Linux clusters give scientists the opportunity to compute previously impenetrable large-scale algorithms, opening up a new world of possibilities not just for businesses, but for society at large. CIO Insight reporter Debra D’Agostino spoke to Rob Pennington, senior associate director of computing and data management for the National Center for Supercomputing Applications (NCSA) about the benefits and challenges of Linux clusters, and potential future breakthroughs.
CIO Insight: What are some of the benefits—and challenges—to using Linux clusters rather than supercomputers? Is it just about saving money?
Pennington: Well, that’s one aspect of it, but there’s another aspect of it that’s extremely important, and that is you can use Linux on a larger number of different machines. You are not tied to a particular vendor. If you have a large-scale machine from vendor A, you have to use software developed for vendor A’s operating system. With Linux machines, that’s not quite as true. So it makes it possible to have portable code without a very large amount of pain moving from machine to machine.
To be blunt, there is no single machine that solves all of the application problems equally efficiently. There are certain applications that work well on clusters, there are certain applications that work well on vector machines, and there are certain applications that work well on large-scale SMPs. So your application should drive the choice of machine you put on the floor. Linux clusters are a viable alternative to classic supercomputers depending on the application. It so happens there are a large number of applications that work very well on high-end Linux clusters. In terms of scalability and stability, these are very respectable machines at this point. The level of maturation over the past few years and the support by the vendors is consistently getting better.

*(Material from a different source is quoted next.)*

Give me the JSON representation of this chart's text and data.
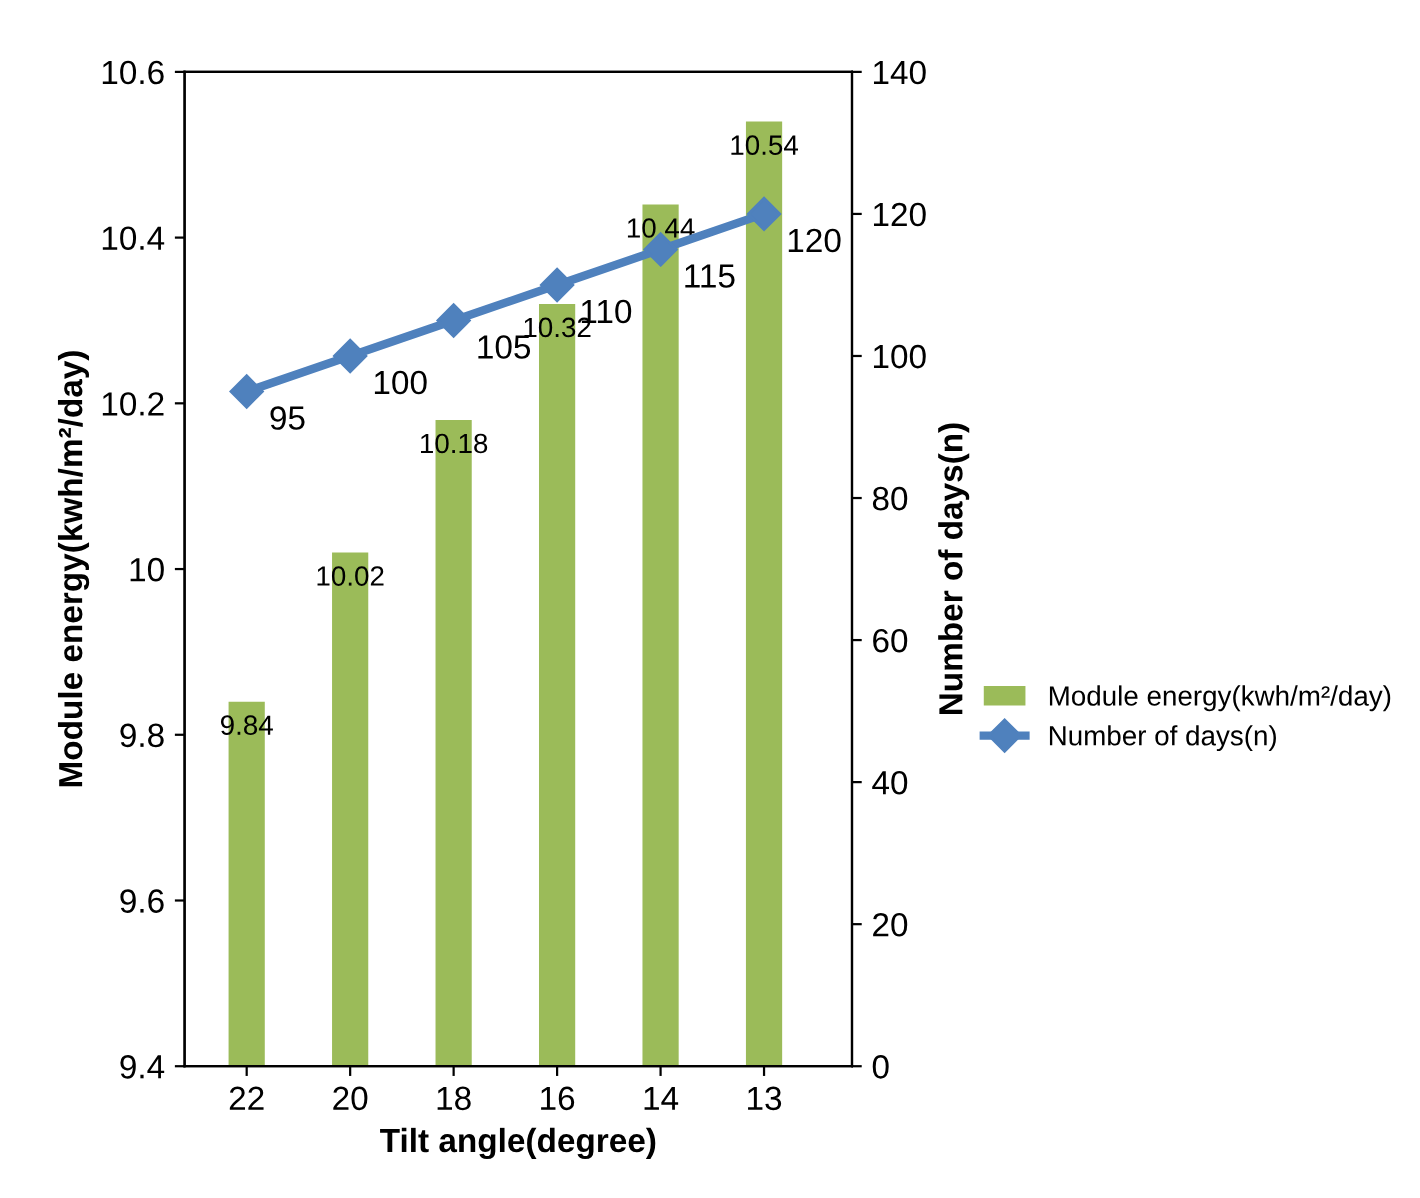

As for the challenges, it is a little more difficult to get support from some of the vendors simply because it’s not their in-house operating system. But that is also changing.
Where are we in terms of adoption?
It has taken off tremendously in the past couple of years. About five years ago, we built our first Linux cluster and we basically had to do everything ourselves from start to finish—buying the machines, doing the integration, doing the testing, finding the software that worked, getting everything sorted out, and then putting it out for the applications people. Now we’re buying large-scale Linux clusters from the vendors as a package. So it has changed from a do-it-yourself type of R&D project to a supported platform by a number of vendors, and it’s important to note that it’s not from a single vendor. You can buy Linux clusters from Dell, HP and IBM, to name a few.
What are some examples where Linux clusters really can make a big impact in terms of research?
Well, ask any application scientist and watch their eyes kind of light up. One example is a detailed nationwide weather forecast, or very detailed local or regional weather forecasts, so you can do things like tornado forecasts. You can look at the incoming data from the Doppler radar and the other sensors, run your model and provide information on where a tornado is likely.
If you look at weather forecasting a hundred years ago, it basically consisted of going out and looking in the direction of the prevailing winds to see what was coming. We have much better sensors now, and much better simulations. When I got up this morning, the weatherman said, “OK, it’s nice now, it’s probably going to rain by noon but it’ll clear off by this afternoon.” So I drove to work with the top down on my car. I went to work, came out at noon and my car’s full of water because I forgot to put the top up. And when I came to work, there were no clouds in the sky.
So that’s an example of a simulation that is already working. But what I’d really like to know is if there’s a 90 percent chance of rain within one mile of where I live, and how much rain we’re going to get, and when it’s going to happen. So if you think about that, you can see the importance of that, for example, to agriculture. You can see the importance of that to the airline industry. You can route around major thunderstorms and reschedule flights if they have a few hours’ notice.
So as these computers become more and more powerful, we’re going to be able to solve issues that can have an impact not just on business, but on society in general?
The essence is that as the machines get faster and the codes improve, it’s possible to put more physics and chemistry into the simulation so it looks more and more like real life. The closer you get it to looking like real life, the better the chances are that you’re going to be able to predict what may actually happen. We’re seeing some of it now, and it’s only going to get better. As you give the application scientists better tools, they can give us better answers. And the better tools consist of more powerful systems, better data management environments and better applications development tools. This is all about information management, and people are at the point now where they are doing direct comparisons between the models. As the computers become more capable and the applications are able to improve the quality of the physics and chemistry that’s going in, the results are going to be better for us.